Even in cities like San Francisco, where there is less building space and land is dearer as a result (on the order of $85,000 per quarter, compared to $2,200 in Dallas), you can’t use land values ​​to define housing prices. The mystery part of San Francisco housing—that is, the residual value when you subtract land prices and construction costs from housing prices—is the highest in the country.

Edward Glaeser of Harvard and Joe Gyourko of the University of Pennsylvania have counted these mysterious parts in about twenty-two American cities. They think that the mystery part is actually “property tax.” That is, zoning and other restrictions put a brake on competitive power and keep housing prices rising. (Read one of their papers here.)
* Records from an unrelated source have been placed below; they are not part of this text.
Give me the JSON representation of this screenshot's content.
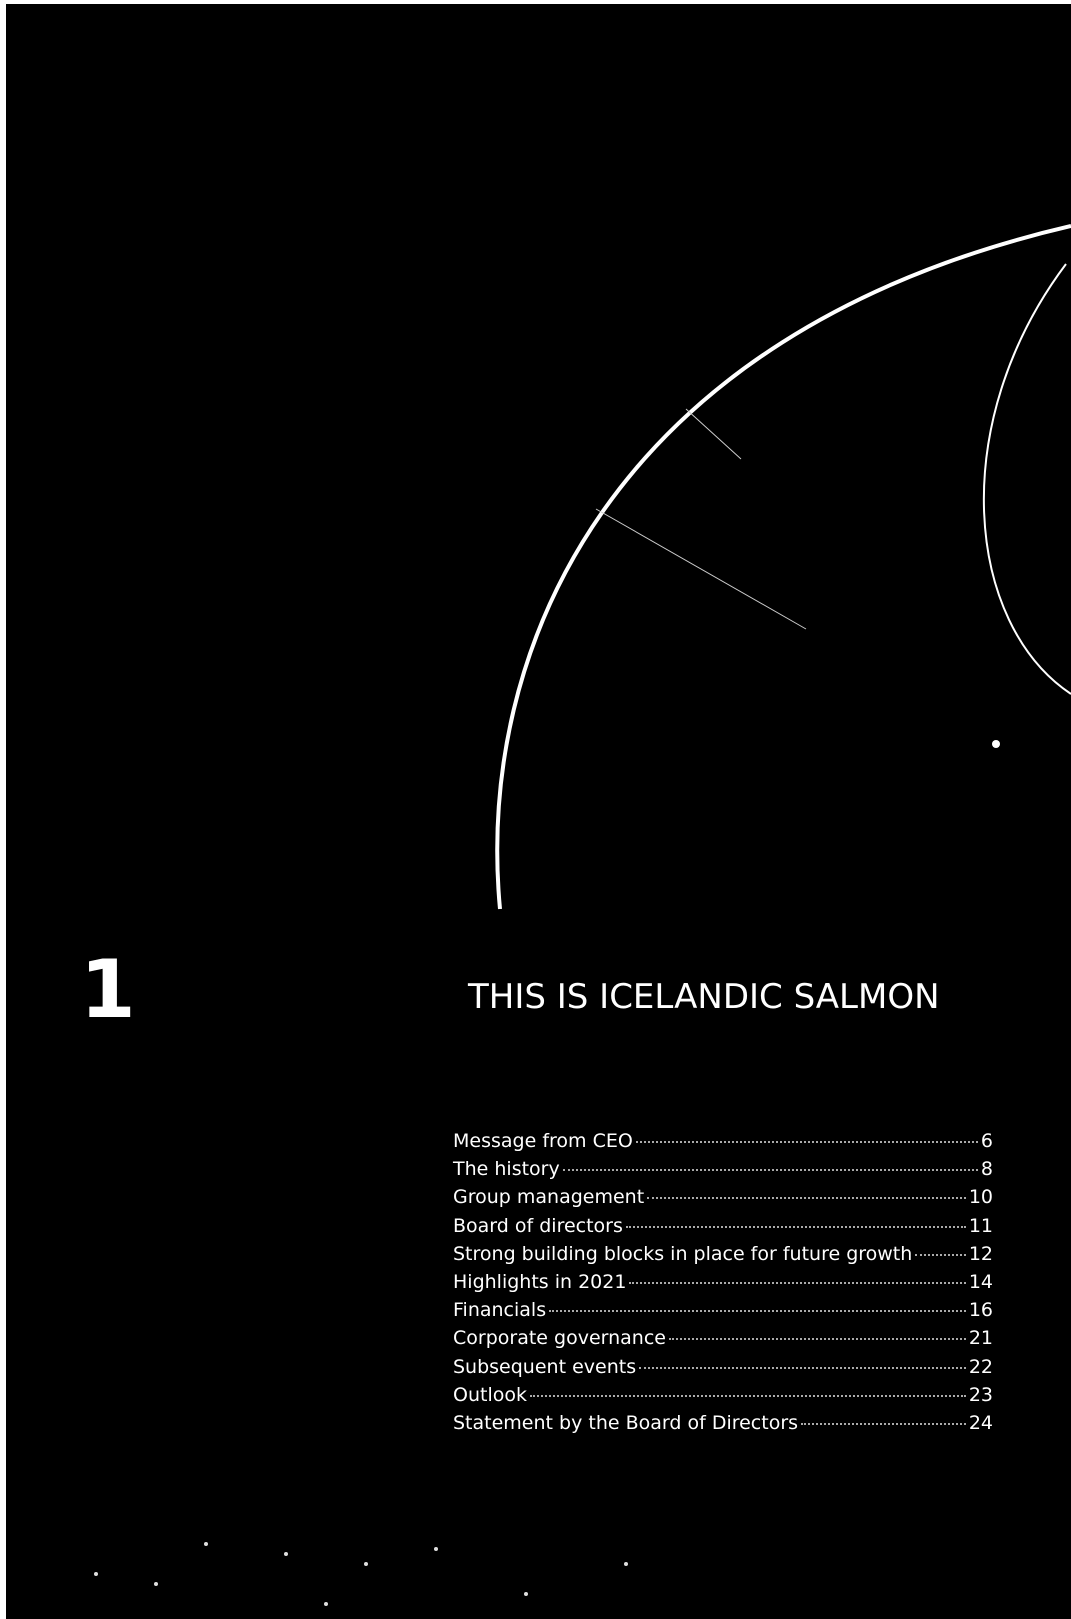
{
  "section": {
    "number": "1",
    "title": "THIS IS ICELANDIC SALMON"
  },
  "toc": [
    {
      "label": "Message from CEO",
      "page": "6"
    },
    {
      "label": "The history",
      "page": "8"
    },
    {
      "label": "Group management",
      "page": "10"
    },
    {
      "label": "Board of directors",
      "page": "11"
    },
    {
      "label": "Strong building blocks in place for future growth",
      "page": "12"
    },
    {
      "label": "Highlights in 2021",
      "page": "14"
    },
    {
      "label": "Financials",
      "page": "16"
    },
    {
      "label": "Corporate governance",
      "page": "21"
    },
    {
      "label": "Subsequent events",
      "page": "22"
    },
    {
      "label": "Outlook",
      "page": "23"
    },
    {
      "label": "Statement by the Board of Directors",
      "page": "24"
    }
  ]
}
Zoning’s Steep Price, Glaeser and Gyourko’s paper is actually from 2002 (the famous version of their NBER piece was presented that year at the NYFed) so you can see back in the old days it took years for ideas to spread even among bloggers! Still, 22 years from the NBER paper to the Presidential campaign is quite an achievement. I see Glaeser and Gyourko as the source of YIMBY. Congratulations to Glaeser and Gyourko!

MR continued to promote deregulation for many years but I think it started around 2017 which is when the first YIMBY reference I could find to MR is from a mixed link. Here’s Tyler in 2017 pointing to a job market paper on how the law is driving up housing prices and here I am in early 2018 on Why Housing in California is Unaffordable. The proliferation of research on this topic has given us something to talk about which is an interesting model of how ideas are transmitted.
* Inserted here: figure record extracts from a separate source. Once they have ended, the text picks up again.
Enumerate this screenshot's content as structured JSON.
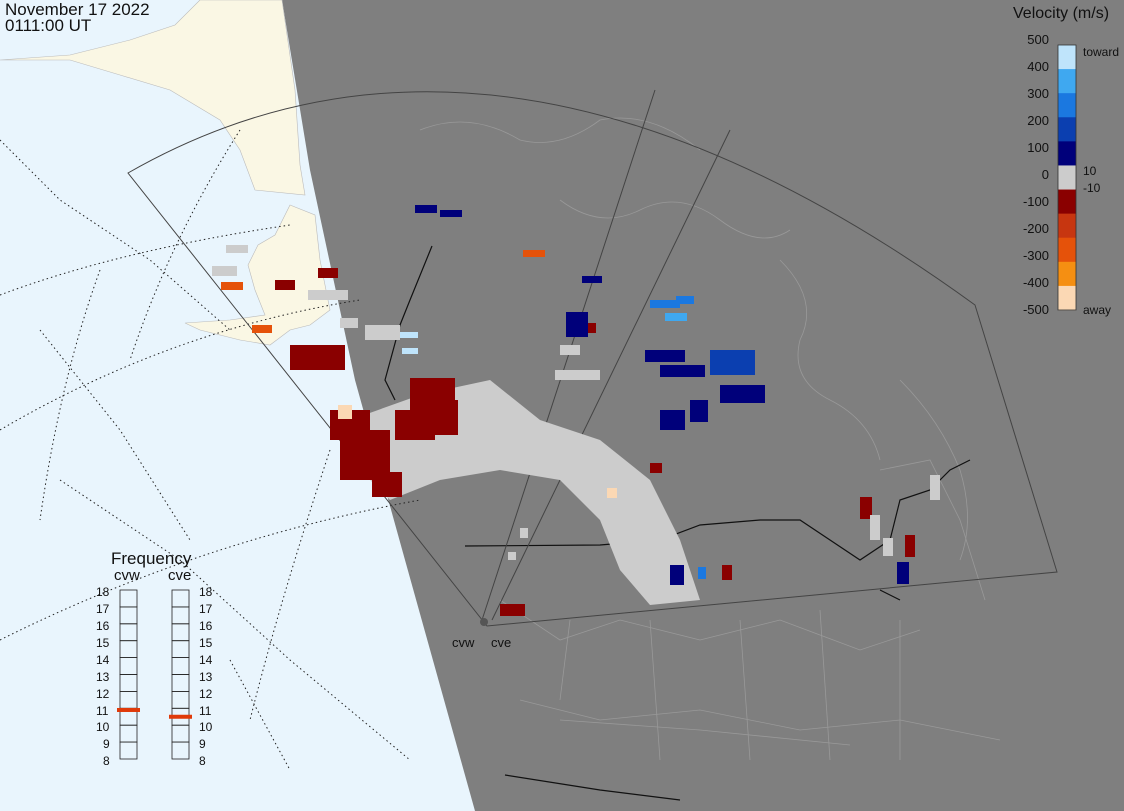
{
  "header": {
    "date": "November 17 2022",
    "time": "0111:00 UT"
  },
  "velocity_scale": {
    "title": "Velocity (m/s)",
    "tick_labels": [
      "500",
      "400",
      "300",
      "200",
      "100",
      "0",
      "-100",
      "-200",
      "-300",
      "-400",
      "-500"
    ],
    "inner_labels": [
      "10",
      "-10"
    ],
    "toward_label": "toward",
    "away_label": "away",
    "colors": [
      "#fbd8b4",
      "#f58f12",
      "#e5520a",
      "#c73610",
      "#8a0000",
      "#cccccc",
      "#00007a",
      "#0b3fb0",
      "#1b78e0",
      "#3fa8f0",
      "#bfe4fb"
    ]
  },
  "frequency_panel": {
    "title": "Frequency",
    "radars": [
      {
        "label": "cvw",
        "frequency_mhz": 10.9
      },
      {
        "label": "cve",
        "frequency_mhz": 10.5
      }
    ],
    "tick_labels": [
      "18",
      "17",
      "16",
      "15",
      "14",
      "13",
      "12",
      "11",
      "10",
      "9",
      "8"
    ],
    "marker_color": "#e03a0a"
  },
  "sites": [
    {
      "label": "cvw"
    },
    {
      "label": "cve"
    }
  ],
  "map": {
    "night_color": "#7f7f7f",
    "day_ocean_color": "#e9f5fd",
    "day_land_color": "#faf7e4",
    "ground_scatter_color": "#cccccc"
  }
}
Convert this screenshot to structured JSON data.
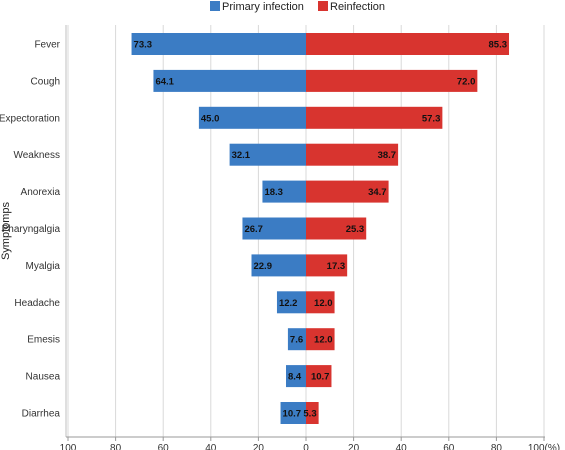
{
  "chart_data": {
    "type": "bar",
    "orientation": "horizontal-diverging",
    "categories": [
      "Fever",
      "Cough",
      "Expectoration",
      "Weakness",
      "Anorexia",
      "Pharyngalgia",
      "Myalgia",
      "Headache",
      "Emesis",
      "Nausea",
      "Diarrhea"
    ],
    "series": [
      {
        "name": "Primary infection",
        "color": "#3b7cc4",
        "direction": "left",
        "values": [
          73.3,
          64.1,
          45.0,
          32.1,
          18.3,
          26.7,
          22.9,
          12.2,
          7.6,
          8.4,
          10.7
        ]
      },
      {
        "name": "Reinfection",
        "color": "#d8342f",
        "direction": "right",
        "values": [
          85.3,
          72.0,
          57.3,
          38.7,
          34.7,
          25.3,
          17.3,
          12.0,
          12.0,
          10.7,
          5.3
        ]
      }
    ],
    "ylabel": "Symptomps",
    "x_ticks": [
      "100",
      "80",
      "60",
      "40",
      "20",
      "0",
      "20",
      "40",
      "60",
      "80",
      "100(%)"
    ],
    "xlim": [
      -100,
      100
    ],
    "grid": "vertical",
    "legend": "top-center"
  }
}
Kwasny also wonders why Democrats seem to have taken YIMBY more than Republicans, especially given that the repeal, anti-design, pro-growth, pro-progressors would seem to be more aligned with Republican rhetoric and political support. Indeed, Zoning’s Steep Price was published in Cato’s Regulation and the various link that introduced YIMBY to MR was in an article criticizing YIMBY to libertarians, Peter Theil and the tech bros! (Congratulations to Jeremy Stoppelman for the best EA contribution!)

Although it may have started as coded libertarian, Ezra Klein and Matt Yglesias will be credited with pushing YIMBY and housing boom among the Democratic elite. (Jon Favreau, Obama’s speechwriter, says Obama sounds like Ezra Klein!) But it is not too late for the Republicans to come home. Can’t we all agree to build more? Learn Bryan Caplan in the NYTimes!

Addendum: Tyler traces the intellectual roots of YIMBY far back to Nicolas Barbon’s An Apology for the Builder which was also recommended by Marc Andreessen. In Britain, Sam Bowman points to Mark Pennington’s excellent 2002 monograph Liberating the Land: The Case for Private Land-use Planning (pdf).